I think one of the worst arguments I’ve heard used to help support the Iraq War is that this situation would’ve happened anyway. By “this situation,” I mean civil war/chaos. I only heard it once, and I can’t remember the exact context, so I’m essentially reconstructing an argument, but I’m using this as a tool for understanding, not as a strawman to knock down.
One may argue that Americans unleashed the sectarian violence with the invasion of Iraq (and insufficient troop levels to secure the country). A reply is that “this would’ve happened anyway,” meaning that if we hadn’t invaded, everyone would still be at each other’s throats. This reply, however, depends on the fact that Saddam’s regime was on the brink of collapse before the invasion.
To me, this reply kills itself because it supports the containment strategy. Same results, but less American lives lost. Containment 1, Preemption 0.
But that’s not my main point. I had an interesting little thought. Couldn’t the “it would’ve happened anyway” argument actually support withdrawal? Think about it, if the bloody chaos would’ve occurred without American intervention, that means that the American intervention was not the cause. Typically, what I hear about Iraq is that “we can’t leave now.” But if the sectarian violence was unavoidable doesn’t that remove part of our responsibility to stay? Also, if civil war seems so unavoidable, it also seems less likely that we could’ve stopped it or that we could stop it now. Another point for withdrawal.

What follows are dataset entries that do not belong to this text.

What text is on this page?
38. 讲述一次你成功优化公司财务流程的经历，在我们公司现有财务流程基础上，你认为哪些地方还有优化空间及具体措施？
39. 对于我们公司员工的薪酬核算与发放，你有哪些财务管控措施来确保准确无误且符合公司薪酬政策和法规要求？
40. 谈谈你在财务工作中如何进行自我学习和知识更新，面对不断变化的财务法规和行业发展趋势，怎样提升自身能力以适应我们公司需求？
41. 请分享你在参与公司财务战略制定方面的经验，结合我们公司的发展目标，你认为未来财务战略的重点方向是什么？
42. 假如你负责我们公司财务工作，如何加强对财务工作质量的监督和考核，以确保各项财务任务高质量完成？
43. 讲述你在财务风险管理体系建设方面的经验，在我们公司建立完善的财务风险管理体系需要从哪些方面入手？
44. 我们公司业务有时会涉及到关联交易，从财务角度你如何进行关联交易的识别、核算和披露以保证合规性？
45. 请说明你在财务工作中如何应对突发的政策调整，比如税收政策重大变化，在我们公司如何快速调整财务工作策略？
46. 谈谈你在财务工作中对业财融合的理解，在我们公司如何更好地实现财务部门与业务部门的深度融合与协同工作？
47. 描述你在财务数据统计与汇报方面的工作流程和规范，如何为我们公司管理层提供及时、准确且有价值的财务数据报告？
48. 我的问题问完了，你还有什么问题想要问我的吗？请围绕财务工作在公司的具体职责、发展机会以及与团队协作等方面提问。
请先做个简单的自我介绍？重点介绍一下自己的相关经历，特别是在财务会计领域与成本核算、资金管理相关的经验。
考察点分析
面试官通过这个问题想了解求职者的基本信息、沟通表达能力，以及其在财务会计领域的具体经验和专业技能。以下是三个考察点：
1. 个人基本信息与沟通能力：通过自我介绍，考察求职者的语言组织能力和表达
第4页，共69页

I’m not saying the argument is right or wrong, but it is a possible storyline that seems much more pleasant than alternative interpretations of the war that will be given by the right-wing: “The American people didn’t have the will,” and “The Iraqi people are not capable of having a democracy.” Now, you may say that civil war being unavoidable blames the Iraqi people, but it doesn’t. I can easily shift blame to the so-called insurgents.
Assume that Americans hadn’t intervened in Iraq. If Saddam’s regime had collapsed, we’d still see the same jockeying for power among groups within Iraq and foreign powers and insurgents. Perhaps the fanatics would have fueled further chaos in Iraq even without the American presence. Would the Golden Mosque still have been bombed?
I cannot give a definitive answer. I’m making the argument as a thought experiment, not out of personal conviction. In fact, I’m viewing it more from a propaganda angle than anything else — specifically, making withdrawal more palatable to the American people. Mostly, it reduces the guilt for what we did. So in the end, I guess it’s nothing more than rationalization.